Setelah apa yang terjadi di India, bahkan AS saja begitu seram prediksinya, kenapa pemerintah kita tidak juga siap?
Karena keliru prediksi, kata Menko Marinves Luhut Panjaitan. Pemerintah luput meramalkan setelah Juni akan terjadi lonjakan kasus baru. Masih
Tentu saja selain Tuhan tidak ada yang benar tahu apa yang akan terjadi hari ini atau lusa, apalagi di masa depan. Tetapi para pejabat sesungguhnya tak kekurangan saran, analisis dan usulan dari ilmuwan baik dari dalam maupun luar pemerintahan.
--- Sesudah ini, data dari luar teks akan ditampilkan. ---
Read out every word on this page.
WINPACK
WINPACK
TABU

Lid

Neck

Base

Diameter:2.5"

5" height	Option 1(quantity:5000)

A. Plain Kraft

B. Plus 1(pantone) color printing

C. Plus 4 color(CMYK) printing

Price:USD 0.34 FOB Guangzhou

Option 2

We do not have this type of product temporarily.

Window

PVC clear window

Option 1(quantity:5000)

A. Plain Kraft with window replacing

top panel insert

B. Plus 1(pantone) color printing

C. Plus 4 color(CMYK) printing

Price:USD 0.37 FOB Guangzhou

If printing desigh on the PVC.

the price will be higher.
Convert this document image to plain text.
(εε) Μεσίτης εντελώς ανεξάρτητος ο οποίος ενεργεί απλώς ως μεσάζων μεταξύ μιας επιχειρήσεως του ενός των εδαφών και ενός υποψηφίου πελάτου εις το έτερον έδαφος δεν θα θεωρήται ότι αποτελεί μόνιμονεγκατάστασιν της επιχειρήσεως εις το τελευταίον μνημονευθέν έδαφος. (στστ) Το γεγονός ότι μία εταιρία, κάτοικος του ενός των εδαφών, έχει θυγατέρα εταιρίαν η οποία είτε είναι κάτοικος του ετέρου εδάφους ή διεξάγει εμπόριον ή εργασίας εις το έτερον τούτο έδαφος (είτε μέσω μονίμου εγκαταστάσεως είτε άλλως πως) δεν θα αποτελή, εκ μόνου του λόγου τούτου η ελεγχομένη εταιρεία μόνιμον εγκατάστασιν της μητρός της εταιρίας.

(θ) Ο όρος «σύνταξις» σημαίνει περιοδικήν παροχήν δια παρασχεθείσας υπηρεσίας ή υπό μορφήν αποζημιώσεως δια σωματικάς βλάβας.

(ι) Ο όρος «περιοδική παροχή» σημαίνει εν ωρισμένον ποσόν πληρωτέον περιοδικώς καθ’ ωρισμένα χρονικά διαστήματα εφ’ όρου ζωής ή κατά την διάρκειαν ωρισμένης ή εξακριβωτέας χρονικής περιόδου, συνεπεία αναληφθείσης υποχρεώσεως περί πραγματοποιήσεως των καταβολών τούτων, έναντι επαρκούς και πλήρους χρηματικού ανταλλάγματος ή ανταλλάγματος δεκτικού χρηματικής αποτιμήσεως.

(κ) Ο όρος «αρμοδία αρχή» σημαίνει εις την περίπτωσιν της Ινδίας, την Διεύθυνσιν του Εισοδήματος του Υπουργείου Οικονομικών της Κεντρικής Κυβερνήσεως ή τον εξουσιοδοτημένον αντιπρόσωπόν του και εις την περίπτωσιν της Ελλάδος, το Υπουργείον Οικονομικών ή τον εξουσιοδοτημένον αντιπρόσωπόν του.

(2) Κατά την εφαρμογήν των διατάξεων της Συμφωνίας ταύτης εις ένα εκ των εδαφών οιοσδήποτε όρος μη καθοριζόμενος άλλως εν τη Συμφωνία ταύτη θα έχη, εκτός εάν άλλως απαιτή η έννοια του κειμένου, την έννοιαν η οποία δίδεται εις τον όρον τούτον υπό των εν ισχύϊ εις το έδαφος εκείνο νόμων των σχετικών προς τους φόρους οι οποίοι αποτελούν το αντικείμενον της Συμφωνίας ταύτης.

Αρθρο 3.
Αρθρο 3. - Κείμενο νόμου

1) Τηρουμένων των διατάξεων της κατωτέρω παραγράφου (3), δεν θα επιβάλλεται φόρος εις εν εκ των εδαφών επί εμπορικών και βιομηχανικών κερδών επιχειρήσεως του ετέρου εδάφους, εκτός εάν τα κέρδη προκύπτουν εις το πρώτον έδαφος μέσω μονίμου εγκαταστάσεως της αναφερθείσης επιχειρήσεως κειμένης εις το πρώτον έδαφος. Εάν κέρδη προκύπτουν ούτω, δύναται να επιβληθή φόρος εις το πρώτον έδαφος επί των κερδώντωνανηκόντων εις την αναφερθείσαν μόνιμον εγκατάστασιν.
Persoalannya adalah ketika saran itu tak diwaro atau bahkan dianggap menakut-nakuti. Sejak saran memberlakukan lockdown April tahun lalu hingga desakan me-lockdown total Pulau Jawa tahun ini, nasib saran-saran itu umumnya berakhir di media dan layar televisi.
Memperbesar kapasitas tes dan pelacakan misalnya, yang sudah disuarakan sejak awal pandemi, belum naik signifikan dibanding kegawatan kasus. Yang dibutuhkan kini, sekitar 500 ribuan. Yang sudah ada baru 100 ribuan sudah termasuk antigen. Sukur mengatrol angka testing ini sudah masuk target PPKM Darurat.
Target lain: menurunkan angka kasus di bawah 10 ribu per hari dan tingkat positif di bawah 10 persen, sekarang angka ini masih setidaknya 3 sampai 4 kali lipatnya.
Apakah realistis dicapai?
Target-target jauh dari capaian realistis sudah berkali-kali didengungkan. Pandemi selesai dalam dua minggu, kata seorang Menteri tahun lalu. Juli sudah selesai pandemi, kata pejabat lainnya. Pandemi selesai begitu musim kemarau datang, juga salah satu klaim gagal yang sempat didengungkan tahun lalu.
Kenyataannya kita sekarang berada dalam krisis kesehatan terburuk sepanjang umur republik.
Mencapai target adalah hal penting. Tapi lebih bermakna mengubah sikap-sikap yang berlawanan dengan upaya mencapai target itu sendiri.
Seperti kampanye wisata ke Raja Ampat, persis saat rekor baru kasus harian tercatat. Memperdebatkan istilah “faskes kolaps” versus “over kapasitas” persis saat RS jelas kekurangan stok oksigen dan kamar rawat langka bahkan APD pun diadakan dengan galang donasi.
Ujian terberat, sebenarnya mungkin bukan pandeminya tetapi justru pada sikap-sikap para petinggi negara yang antisains. Riset vaksin, uji klinis obat, memberantas hoaks dan kelompok covidiot perlu dimulai dari para pemuka pemerintahan di pusat dan daerah.
Tidak ada negara di dunia yang berhasil melalui pandemi, tanpa menjadikan ilmu pengetahuan dan ilmuwan sebagai rujukan terdepan.
Kalau pejabat Indonesia tak bisa berubah, mungkin kita akan mengalami ujian berat selamanya.